Like its titular character, Chappie is a bit of a black sheep when it comes to current public perception.

The film follows the creation and development of the world’s first sentient AI, placed in the body of a destroyed police scout, as it falls into the wrong crowd and is raised to be a gangster in the rubble of urban Johannesburg. This brings up a conflict that spans politics, morality, and poverty’s effect on upbringing that offers examination of human nature.

The film succeeds heavily on a thematic level, something that director Neill Blomkamp seems to have no trouble doing, sometimes even overdoing it (See: Elysium). Chappie is quite literally a child; he is impressionable, heavily influenced and manipulated, and must learn and adapt from his surroundings. His life is an unprecedented one that offers a glaring insight into humanity and how we can hurt and be hurt so easily. Through “his” existence, we also witness the effects of morality, as well as mortality, as we see a lovable little outlier molded by his surroundings into something completely different than what could have been had he been raised in a different environment. It also shows the good that lies hidden with the bad in its two anti-heroes, played incorrigibly by music group Die Antwoord, who offer both bad influence, but nurturing pseudo-parents for the young robot.

As far as looks go, Chappie looks amazing. Sharlto Copley bring the character to life with a realism that makes the film feel authentic. It’s not hard to really care for the film’s characters, even if they’re a bit irritating or naive at times. Chappie himself is designed well enough to feel natural- things like hand gestures and struts are formulated, perfected, and carried on throughout the rest of the film with continuity. He demands sympathy. The adherence to the science fiction is admirable and makes the film fascinating on a separate level, and the portrayal of city life is so feasible that it makes the future seem less distant. The visual style is practically perfect. For all that we know, the events that take place in Chappie could become a possibility within the next few years, and that is completely wonderful.

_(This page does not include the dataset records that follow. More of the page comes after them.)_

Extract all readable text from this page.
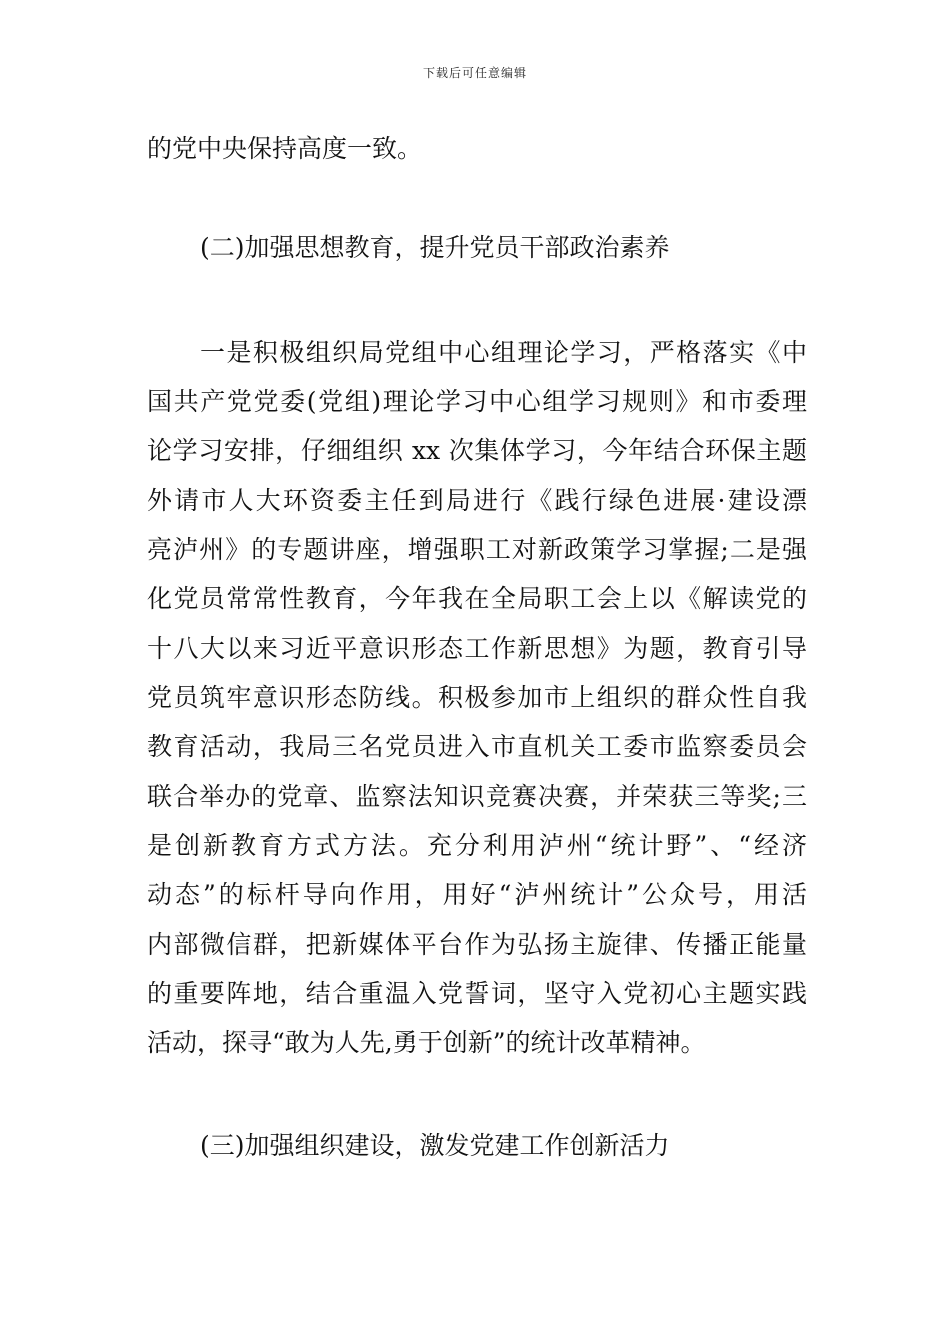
下载后可任意编辑
的党中央保持高度一致。
(二)加强思想教育，提升党员干部政治素养
一是积极组织局党组中心组理论学习，严格落实《中
国共产党党委(党组)理论学习中心组学习规则》和市委理
论学习安排，仔细组织 xx 次集体学习，今年结合环保主题
外请市人大环资委主任到局进行《践行绿色进展·建设漂
亮泸州》的专题讲座，增强职工对新政策学习掌握;二是强
化党员常常性教育，今年我在全局职工会上以《解读党的
十八大以来习近平意识形态工作新思想》为题，教育引导
党员筑牢意识形态防线。积极参加市上组织的群众性自我
教育活动，我局三名党员进入市直机关工委市监察委员会
联合举办的党章、监察法知识竞赛决赛，并荣获三等奖;三
是创新教育方式方法。充分利用泸州“统计野”、“经济
动态”的标杆导向作用，用好“泸州统计”公众号，用活
内部微信群，把新媒体平台作为弘扬主旋律、传播正能量
的重要阵地，结合重温入党誓词，坚守入党初心主题实践
活动，探寻“敢为人先,勇于创新”的统计改革精神。
(三)加强组织建设，激发党建工作创新活力
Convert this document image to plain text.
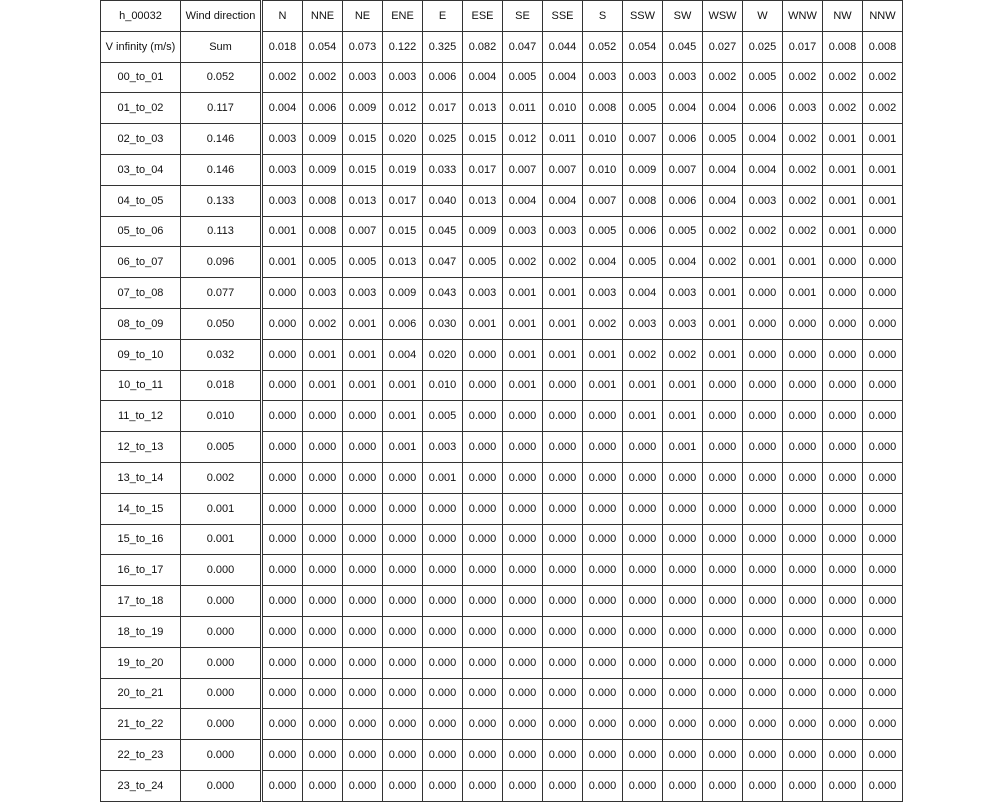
h_00032	Wind direction		N	NNE	NE	ENE	E	ESE	SE	SSE	S	SSW	SW	WSW	W	WNW	NW	NNW
V infinity (m/s)	Sum		0.018	0.054	0.073	0.122	0.325	0.082	0.047	0.044	0.052	0.054	0.045	0.027	0.025	0.017	0.008	0.008
00_to_01	0.052		0.002	0.002	0.003	0.003	0.006	0.004	0.005	0.004	0.003	0.003	0.003	0.002	0.005	0.002	0.002	0.002
01_to_02	0.117		0.004	0.006	0.009	0.012	0.017	0.013	0.011	0.010	0.008	0.005	0.004	0.004	0.006	0.003	0.002	0.002
02_to_03	0.146		0.003	0.009	0.015	0.020	0.025	0.015	0.012	0.011	0.010	0.007	0.006	0.005	0.004	0.002	0.001	0.001
03_to_04	0.146		0.003	0.009	0.015	0.019	0.033	0.017	0.007	0.007	0.010	0.009	0.007	0.004	0.004	0.002	0.001	0.001
04_to_05	0.133		0.003	0.008	0.013	0.017	0.040	0.013	0.004	0.004	0.007	0.008	0.006	0.004	0.003	0.002	0.001	0.001
05_to_06	0.113		0.001	0.008	0.007	0.015	0.045	0.009	0.003	0.003	0.005	0.006	0.005	0.002	0.002	0.002	0.001	0.000
06_to_07	0.096		0.001	0.005	0.005	0.013	0.047	0.005	0.002	0.002	0.004	0.005	0.004	0.002	0.001	0.001	0.000	0.000
07_to_08	0.077		0.000	0.003	0.003	0.009	0.043	0.003	0.001	0.001	0.003	0.004	0.003	0.001	0.000	0.001	0.000	0.000
08_to_09	0.050		0.000	0.002	0.001	0.006	0.030	0.001	0.001	0.001	0.002	0.003	0.003	0.001	0.000	0.000	0.000	0.000
09_to_10	0.032		0.000	0.001	0.001	0.004	0.020	0.000	0.001	0.001	0.001	0.002	0.002	0.001	0.000	0.000	0.000	0.000
10_to_11	0.018		0.000	0.001	0.001	0.001	0.010	0.000	0.001	0.000	0.001	0.001	0.001	0.000	0.000	0.000	0.000	0.000
11_to_12	0.010		0.000	0.000	0.000	0.001	0.005	0.000	0.000	0.000	0.000	0.001	0.001	0.000	0.000	0.000	0.000	0.000
12_to_13	0.005		0.000	0.000	0.000	0.001	0.003	0.000	0.000	0.000	0.000	0.000	0.001	0.000	0.000	0.000	0.000	0.000
13_to_14	0.002		0.000	0.000	0.000	0.000	0.001	0.000	0.000	0.000	0.000	0.000	0.000	0.000	0.000	0.000	0.000	0.000
14_to_15	0.001		0.000	0.000	0.000	0.000	0.000	0.000	0.000	0.000	0.000	0.000	0.000	0.000	0.000	0.000	0.000	0.000
15_to_16	0.001		0.000	0.000	0.000	0.000	0.000	0.000	0.000	0.000	0.000	0.000	0.000	0.000	0.000	0.000	0.000	0.000
16_to_17	0.000		0.000	0.000	0.000	0.000	0.000	0.000	0.000	0.000	0.000	0.000	0.000	0.000	0.000	0.000	0.000	0.000
17_to_18	0.000		0.000	0.000	0.000	0.000	0.000	0.000	0.000	0.000	0.000	0.000	0.000	0.000	0.000	0.000	0.000	0.000
18_to_19	0.000		0.000	0.000	0.000	0.000	0.000	0.000	0.000	0.000	0.000	0.000	0.000	0.000	0.000	0.000	0.000	0.000
19_to_20	0.000		0.000	0.000	0.000	0.000	0.000	0.000	0.000	0.000	0.000	0.000	0.000	0.000	0.000	0.000	0.000	0.000
20_to_21	0.000		0.000	0.000	0.000	0.000	0.000	0.000	0.000	0.000	0.000	0.000	0.000	0.000	0.000	0.000	0.000	0.000
21_to_22	0.000		0.000	0.000	0.000	0.000	0.000	0.000	0.000	0.000	0.000	0.000	0.000	0.000	0.000	0.000	0.000	0.000
22_to_23	0.000		0.000	0.000	0.000	0.000	0.000	0.000	0.000	0.000	0.000	0.000	0.000	0.000	0.000	0.000	0.000	0.000
23_to_24	0.000		0.000	0.000	0.000	0.000	0.000	0.000	0.000	0.000	0.000	0.000	0.000	0.000	0.000	0.000	0.000	0.000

Like a child, Chappie also has so much potential to be better. The film could have worked on having a better script, and the cinematography could have featured much less slow motion close ups. Blomkamp could have made the villain less of a two dimensional character and Ninja and Yolandi from Die Antwoord could have been replaced by actors who could actually act or talk comprehensibly. I understand that they were the influence for the film, but they didn’t necessarily have to be the stars. At one point, Chappie felt more like a parody of a music video than it did an actual film. Thankfully, none of these flaws are enough to take away from the strong substance that lies at the core of the film.

Chappie is definitely a flawed movie, but it is also one in which the flaws can be overlooked for an emotional and sentimental core that really observes the intrinsic nature of our species. By giving us a character that is like us emotionally but not aesthetically, Blomkamp makes us host to a wide new array of unprecedented emotion and thought.